Review by Ian Keogh
Spoilers in review
Mark Sable has constructed quite the clever premise for Grounded, but it’s not the kind of premise that can be adequately explained without some spoilers. Don’t read below the third paragraph if you’d rather avoid them. A brief review would be that Grounded begins as an inventive superhero pastiche, but runs out of steam long before the end.
Jonathan Shepherd is obsessed with superheroes, and from a very young age grows up convinced that all it takes is a little willpower and coaching and his own superpowers will develop. This flies in the face of all evidence to the contrary, a failure to spot what’s under his nose, and a near fatal leap from the roof of his house. He’s a likeable creation, more so than his nearest counterpart, Kick-Ass, reaches high school his beliefs intact, and that’s when Sable throws the curveball.
Despite this being drawn relatively early in his career, Paul Azaceta has already mastered the basics of comic storytelling, and can work in a number of different styles according to what’s required, be it standard superhero or an approximation of real life. His only real problem at this stage is a lack of definition about his faces, which are general purpose.
He doesn’t have any super powers of his own, but because he’s been so self-obsessed over the years what Jonathan’s failed to notice is that he’s surround by superheroes. His father’s one, and so is his best friend’s mother. And that high school he attends? It’s been set up specifically to cater for the children of superheroes who’re developing their own powers, and staffed by a lot of former villains as an alternative to jail. So whereas previously Jonathan stood out for his insane belief, in school he’s the anomaly for not having super powers.

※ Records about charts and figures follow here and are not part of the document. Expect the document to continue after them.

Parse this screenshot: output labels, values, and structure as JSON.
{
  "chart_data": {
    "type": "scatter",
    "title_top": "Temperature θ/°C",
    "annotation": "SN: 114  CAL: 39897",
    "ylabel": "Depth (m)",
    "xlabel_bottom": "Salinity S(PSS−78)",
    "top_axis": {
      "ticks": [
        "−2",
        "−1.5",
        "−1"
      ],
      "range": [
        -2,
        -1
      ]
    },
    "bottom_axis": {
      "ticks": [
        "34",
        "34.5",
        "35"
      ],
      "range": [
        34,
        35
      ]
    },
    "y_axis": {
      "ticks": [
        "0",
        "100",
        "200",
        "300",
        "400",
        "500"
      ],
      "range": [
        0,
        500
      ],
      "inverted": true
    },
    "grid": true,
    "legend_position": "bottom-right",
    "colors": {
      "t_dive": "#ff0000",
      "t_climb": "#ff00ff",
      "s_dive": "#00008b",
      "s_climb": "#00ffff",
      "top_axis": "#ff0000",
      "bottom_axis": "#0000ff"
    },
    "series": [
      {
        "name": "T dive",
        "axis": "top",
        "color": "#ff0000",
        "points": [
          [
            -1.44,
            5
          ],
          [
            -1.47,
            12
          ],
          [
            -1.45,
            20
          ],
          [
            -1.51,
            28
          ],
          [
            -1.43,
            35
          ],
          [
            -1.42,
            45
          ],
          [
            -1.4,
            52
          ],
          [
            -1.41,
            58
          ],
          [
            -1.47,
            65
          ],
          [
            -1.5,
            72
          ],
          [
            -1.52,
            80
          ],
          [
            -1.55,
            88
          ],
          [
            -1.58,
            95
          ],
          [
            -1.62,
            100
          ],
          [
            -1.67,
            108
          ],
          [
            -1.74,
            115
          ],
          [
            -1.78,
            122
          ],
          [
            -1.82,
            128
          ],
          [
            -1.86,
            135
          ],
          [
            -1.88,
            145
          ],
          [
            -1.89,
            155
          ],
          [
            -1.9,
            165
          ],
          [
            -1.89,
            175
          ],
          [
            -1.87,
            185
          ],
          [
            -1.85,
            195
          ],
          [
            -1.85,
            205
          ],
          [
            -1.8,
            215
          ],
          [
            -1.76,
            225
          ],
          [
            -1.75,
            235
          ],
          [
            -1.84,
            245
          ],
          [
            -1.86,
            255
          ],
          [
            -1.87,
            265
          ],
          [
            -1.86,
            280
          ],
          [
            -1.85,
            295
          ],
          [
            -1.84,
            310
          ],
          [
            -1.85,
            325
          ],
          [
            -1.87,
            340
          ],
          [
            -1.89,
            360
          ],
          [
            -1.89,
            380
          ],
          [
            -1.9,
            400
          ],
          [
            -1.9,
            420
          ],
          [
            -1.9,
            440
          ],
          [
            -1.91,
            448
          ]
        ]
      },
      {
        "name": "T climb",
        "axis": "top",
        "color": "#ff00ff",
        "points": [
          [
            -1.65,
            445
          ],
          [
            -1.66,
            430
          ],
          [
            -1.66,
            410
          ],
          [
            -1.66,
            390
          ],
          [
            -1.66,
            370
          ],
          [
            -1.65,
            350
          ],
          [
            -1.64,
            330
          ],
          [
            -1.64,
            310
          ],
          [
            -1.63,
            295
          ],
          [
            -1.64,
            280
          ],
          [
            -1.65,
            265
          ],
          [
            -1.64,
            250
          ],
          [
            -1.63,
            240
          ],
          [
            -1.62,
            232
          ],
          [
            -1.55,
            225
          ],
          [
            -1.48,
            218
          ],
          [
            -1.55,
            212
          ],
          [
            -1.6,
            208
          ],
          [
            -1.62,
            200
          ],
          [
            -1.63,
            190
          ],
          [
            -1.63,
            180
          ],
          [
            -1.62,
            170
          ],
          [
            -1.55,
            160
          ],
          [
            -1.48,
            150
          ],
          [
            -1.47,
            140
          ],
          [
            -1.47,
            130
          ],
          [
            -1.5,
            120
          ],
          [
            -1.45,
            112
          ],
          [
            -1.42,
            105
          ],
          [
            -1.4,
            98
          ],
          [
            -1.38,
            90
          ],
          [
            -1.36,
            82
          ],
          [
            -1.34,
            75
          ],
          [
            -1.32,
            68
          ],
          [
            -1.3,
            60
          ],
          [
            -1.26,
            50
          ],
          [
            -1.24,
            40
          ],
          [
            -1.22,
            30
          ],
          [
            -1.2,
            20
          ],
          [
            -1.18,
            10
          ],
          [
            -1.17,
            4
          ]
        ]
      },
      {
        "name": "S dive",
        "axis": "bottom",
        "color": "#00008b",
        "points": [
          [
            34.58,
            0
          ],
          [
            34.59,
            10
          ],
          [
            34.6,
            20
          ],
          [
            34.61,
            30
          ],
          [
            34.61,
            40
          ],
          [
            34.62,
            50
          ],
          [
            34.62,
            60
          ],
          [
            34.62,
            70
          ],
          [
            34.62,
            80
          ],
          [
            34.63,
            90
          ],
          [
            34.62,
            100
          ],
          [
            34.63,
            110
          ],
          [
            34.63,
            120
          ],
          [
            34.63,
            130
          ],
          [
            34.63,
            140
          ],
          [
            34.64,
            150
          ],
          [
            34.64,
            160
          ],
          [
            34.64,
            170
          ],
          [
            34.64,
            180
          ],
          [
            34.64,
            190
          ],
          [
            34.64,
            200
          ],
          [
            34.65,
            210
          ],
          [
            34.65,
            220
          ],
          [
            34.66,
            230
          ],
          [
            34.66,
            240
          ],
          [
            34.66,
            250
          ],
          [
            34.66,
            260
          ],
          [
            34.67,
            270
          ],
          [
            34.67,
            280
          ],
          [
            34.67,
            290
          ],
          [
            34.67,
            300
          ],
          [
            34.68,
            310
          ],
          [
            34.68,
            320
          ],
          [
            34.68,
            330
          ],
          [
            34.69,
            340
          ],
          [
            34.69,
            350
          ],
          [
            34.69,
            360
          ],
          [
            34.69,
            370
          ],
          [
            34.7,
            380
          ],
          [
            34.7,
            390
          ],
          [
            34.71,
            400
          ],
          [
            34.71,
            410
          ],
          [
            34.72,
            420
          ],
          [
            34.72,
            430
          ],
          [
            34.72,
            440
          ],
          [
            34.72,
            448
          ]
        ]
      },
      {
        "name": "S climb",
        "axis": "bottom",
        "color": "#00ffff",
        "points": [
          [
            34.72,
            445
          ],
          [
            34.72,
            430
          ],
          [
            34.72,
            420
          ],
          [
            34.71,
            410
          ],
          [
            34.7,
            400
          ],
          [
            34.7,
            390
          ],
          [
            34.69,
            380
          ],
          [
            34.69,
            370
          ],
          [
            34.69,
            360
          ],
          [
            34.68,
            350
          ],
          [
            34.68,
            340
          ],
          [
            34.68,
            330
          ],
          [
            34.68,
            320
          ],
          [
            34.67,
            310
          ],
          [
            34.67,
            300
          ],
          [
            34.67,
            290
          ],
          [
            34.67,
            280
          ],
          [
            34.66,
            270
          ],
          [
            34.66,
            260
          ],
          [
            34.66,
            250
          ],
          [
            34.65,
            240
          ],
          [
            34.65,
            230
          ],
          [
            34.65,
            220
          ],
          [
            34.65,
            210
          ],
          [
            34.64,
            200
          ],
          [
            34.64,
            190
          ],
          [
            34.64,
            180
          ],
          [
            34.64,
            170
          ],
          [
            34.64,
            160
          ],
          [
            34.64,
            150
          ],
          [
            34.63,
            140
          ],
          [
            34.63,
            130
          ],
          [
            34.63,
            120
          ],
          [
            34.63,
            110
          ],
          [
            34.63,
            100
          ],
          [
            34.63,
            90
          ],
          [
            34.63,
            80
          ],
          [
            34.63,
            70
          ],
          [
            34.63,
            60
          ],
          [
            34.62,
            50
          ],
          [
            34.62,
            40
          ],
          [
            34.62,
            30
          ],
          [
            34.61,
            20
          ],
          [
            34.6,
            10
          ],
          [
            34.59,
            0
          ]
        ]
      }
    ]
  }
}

The pastiche elements are scattered throughout, from references to famous superheroes to faked old comic sequences depicting the former exploits of the cast members introduced here. We also have logically amusing reasons for superhero happenings such as a hero able to isolate the flaw in anything being dumped by his team-mates for being unable to stop pointing out their flaws.
Everything is chugging along nicely until the midway point when we switch from vignettes to the main plot, at which point Grounded loses much of its charm. The remainder is like a Scooby-Doo episode, with a modicum of wit, and some inventive use of relatively minor super powers, but nowhere near as much fun as the opening section. This is because instead of being outside looking in on a superhero story with a knowing wink we’re being fed standard superhero content.
This is still well worth a read for the opening half if pulled out of a bargain bin, and there are plenty of cheap copies online.